Should Corporate Credit ETFs exclude Financials?
If investors want to focus on pure corporate debt with no bank risk and without taking on much interest rate duration risk, ULTUMUS’ global daily data on ETF launches has identified the new L&G Corporate Bond ex-Banks Higher Ratings 0-2Y UCITS ETF, tracking the J.P. Morgan Global Credit Index (GCI) Ultra Short ex Banks 2% Issuer Capped Index.
L&G argue that bank paper has become such a big part of the market cap weighted corporate bond indices that benchmarking to an index including bank instruments would result in too much sector concentration.
The case for excluding bank related paper could be to let investors pick and choose their favourite ETFs to access different parts of the bank capital structure, which covers a wide risk spectrum.
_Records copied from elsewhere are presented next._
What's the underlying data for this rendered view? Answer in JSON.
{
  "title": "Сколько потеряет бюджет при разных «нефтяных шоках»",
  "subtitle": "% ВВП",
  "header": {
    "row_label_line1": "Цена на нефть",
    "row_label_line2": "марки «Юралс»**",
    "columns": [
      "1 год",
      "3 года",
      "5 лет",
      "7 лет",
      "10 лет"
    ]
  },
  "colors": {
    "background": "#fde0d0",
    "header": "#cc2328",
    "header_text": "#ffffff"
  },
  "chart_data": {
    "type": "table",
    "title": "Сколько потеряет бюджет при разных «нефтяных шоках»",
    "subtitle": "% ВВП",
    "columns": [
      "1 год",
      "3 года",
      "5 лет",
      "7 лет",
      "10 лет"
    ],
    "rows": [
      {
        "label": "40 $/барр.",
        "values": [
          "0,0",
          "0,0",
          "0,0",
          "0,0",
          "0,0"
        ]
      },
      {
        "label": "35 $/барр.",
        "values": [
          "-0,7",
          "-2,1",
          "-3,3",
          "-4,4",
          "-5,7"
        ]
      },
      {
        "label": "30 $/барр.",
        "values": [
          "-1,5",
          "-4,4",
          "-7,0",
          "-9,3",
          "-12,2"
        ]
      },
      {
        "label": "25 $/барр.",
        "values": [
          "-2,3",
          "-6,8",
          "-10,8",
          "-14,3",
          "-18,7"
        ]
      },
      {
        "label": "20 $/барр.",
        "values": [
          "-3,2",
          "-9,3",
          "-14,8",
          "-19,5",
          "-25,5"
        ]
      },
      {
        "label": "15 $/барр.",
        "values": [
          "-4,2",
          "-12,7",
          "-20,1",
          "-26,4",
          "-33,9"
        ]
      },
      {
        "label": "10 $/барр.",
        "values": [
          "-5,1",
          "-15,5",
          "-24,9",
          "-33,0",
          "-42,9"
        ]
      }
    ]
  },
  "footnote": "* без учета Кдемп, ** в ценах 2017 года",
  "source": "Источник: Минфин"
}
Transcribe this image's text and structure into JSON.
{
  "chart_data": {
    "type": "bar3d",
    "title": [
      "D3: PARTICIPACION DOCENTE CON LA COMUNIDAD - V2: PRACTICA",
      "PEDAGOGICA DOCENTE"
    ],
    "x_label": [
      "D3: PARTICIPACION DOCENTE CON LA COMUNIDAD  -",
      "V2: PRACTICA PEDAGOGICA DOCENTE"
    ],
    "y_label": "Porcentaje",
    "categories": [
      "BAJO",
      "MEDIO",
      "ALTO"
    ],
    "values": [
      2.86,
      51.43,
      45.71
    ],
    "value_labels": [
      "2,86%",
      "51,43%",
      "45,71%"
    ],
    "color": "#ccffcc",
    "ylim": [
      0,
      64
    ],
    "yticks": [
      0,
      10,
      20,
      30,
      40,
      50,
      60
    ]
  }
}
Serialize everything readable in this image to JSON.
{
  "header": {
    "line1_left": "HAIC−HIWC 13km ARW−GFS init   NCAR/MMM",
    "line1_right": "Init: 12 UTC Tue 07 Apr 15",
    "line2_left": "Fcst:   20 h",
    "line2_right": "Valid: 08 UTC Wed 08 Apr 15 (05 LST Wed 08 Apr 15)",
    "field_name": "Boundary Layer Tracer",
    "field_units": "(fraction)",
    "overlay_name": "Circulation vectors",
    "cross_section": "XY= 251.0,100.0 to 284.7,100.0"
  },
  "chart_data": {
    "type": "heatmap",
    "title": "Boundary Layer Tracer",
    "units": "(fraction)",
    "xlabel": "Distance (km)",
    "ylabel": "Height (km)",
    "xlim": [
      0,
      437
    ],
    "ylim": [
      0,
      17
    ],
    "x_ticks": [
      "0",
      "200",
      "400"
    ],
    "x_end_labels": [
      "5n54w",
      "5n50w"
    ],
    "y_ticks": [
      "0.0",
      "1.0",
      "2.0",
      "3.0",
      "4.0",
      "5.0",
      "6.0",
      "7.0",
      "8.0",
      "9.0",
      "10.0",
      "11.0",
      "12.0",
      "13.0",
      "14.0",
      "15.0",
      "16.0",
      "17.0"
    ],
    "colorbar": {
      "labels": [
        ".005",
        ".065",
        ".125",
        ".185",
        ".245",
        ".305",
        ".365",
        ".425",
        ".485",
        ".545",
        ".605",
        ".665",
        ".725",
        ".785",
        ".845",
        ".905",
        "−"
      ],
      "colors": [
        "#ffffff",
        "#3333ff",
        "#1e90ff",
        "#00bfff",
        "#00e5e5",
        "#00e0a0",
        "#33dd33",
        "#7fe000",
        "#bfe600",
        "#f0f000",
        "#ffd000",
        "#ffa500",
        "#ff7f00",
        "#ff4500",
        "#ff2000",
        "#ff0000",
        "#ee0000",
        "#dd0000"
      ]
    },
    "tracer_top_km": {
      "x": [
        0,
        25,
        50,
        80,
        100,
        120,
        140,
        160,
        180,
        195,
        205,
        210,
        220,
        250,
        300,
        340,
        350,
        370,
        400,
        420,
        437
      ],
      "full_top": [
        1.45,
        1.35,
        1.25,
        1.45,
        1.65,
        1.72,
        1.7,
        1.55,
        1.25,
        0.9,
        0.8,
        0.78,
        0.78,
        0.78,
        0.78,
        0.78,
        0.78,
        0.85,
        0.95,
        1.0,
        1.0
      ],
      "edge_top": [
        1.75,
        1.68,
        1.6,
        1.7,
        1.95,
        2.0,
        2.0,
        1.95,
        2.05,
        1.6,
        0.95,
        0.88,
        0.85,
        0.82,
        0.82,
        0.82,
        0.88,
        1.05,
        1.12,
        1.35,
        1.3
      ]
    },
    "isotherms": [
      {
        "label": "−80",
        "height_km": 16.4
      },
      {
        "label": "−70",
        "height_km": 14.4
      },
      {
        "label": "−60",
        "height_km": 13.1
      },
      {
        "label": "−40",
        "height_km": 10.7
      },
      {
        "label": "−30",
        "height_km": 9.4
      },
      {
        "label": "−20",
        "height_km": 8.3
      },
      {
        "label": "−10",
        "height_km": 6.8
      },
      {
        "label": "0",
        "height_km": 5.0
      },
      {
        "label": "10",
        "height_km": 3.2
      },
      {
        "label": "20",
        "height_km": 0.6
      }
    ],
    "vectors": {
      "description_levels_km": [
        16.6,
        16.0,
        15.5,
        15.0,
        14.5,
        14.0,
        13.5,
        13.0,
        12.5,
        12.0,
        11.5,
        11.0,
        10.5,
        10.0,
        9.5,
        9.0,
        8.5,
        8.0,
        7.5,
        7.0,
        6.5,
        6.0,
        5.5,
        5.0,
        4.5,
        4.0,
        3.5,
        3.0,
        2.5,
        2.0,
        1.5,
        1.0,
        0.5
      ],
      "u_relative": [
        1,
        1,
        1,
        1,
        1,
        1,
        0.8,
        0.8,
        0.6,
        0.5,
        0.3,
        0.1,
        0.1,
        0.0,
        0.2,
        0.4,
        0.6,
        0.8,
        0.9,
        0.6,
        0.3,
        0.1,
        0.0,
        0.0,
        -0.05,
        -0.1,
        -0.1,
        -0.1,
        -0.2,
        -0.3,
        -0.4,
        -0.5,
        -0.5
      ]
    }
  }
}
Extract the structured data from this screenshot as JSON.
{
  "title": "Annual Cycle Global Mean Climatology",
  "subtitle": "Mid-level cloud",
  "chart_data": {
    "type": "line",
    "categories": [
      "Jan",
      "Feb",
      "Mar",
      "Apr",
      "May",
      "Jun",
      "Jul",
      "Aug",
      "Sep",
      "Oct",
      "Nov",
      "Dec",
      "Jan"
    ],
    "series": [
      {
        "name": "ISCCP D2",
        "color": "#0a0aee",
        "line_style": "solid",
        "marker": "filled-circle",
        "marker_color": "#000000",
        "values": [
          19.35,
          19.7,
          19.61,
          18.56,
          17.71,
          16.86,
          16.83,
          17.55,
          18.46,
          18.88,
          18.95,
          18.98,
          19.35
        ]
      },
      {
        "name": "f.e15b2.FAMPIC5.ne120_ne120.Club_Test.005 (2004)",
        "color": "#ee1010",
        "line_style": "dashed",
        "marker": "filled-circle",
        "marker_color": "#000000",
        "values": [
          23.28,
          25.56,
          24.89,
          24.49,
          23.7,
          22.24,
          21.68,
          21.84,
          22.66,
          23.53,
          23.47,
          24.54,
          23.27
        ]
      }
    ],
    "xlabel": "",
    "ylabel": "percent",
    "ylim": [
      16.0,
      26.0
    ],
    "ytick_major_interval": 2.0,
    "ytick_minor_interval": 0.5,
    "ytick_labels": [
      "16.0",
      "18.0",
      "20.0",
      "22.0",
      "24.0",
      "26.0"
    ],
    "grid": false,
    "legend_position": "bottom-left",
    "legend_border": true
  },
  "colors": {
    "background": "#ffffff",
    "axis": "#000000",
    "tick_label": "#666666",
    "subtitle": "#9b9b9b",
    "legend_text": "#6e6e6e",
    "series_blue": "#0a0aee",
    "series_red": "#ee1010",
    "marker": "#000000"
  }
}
The most senior bank debt may be very low risk but there are many levels and layers.
The “too big to fail” argument that big banks are effectively backstopped by Governments is open to debate and risks can vary with different sorts of instruments and countries. For instance, when Credit Suisse failed in 2023 its AT1 CoCos (contingent convertibles) were “bailed in” and lost all value, while the shareholders actually salvaged a small amount of value from the UBS takeover. There have also been “bail ins” of some bank paper in relation to failures and restructurings in Italy and Portugal in recent years. Retail investors in some countries such as the UK may be restricted from investing in instruments such as CoCos.
Whatever your opinion may be on whether or not to include banks, it is good for investors to have more choice of products. Some more active traders may enjoy switching between corporate and financial credit – and could have majored on the bank paper after the March 2023 mini-banking crisis.
The bonds held are all investment grade with a minimum credit rating of A minus, which is above the lowest investment grade rating of BBB plus.
Hedged and unhedged Euro share classes are available. The unhedged one charges 0.12% and the hedged one 0.15%. This is roughly in the middle of market rates for a European listed corporate credit ETF: iShares Core € Corp Bond UCITS ETF charges 0.20% and Vanguard’s EUR Corporate Bond UCITS ETF - (EUR) Accumulating (VECA) charges 0.09%.
In the US of course fees are lower. iShares has several investment grade corporate bond ETFs (IGLB, IGSB, USIG) charging 0.04%, and SPDR has others at the same price point, but this is not surprising. As the monthly ULTUMUS flow report shows ETF fees in general are lower in the much larger US market.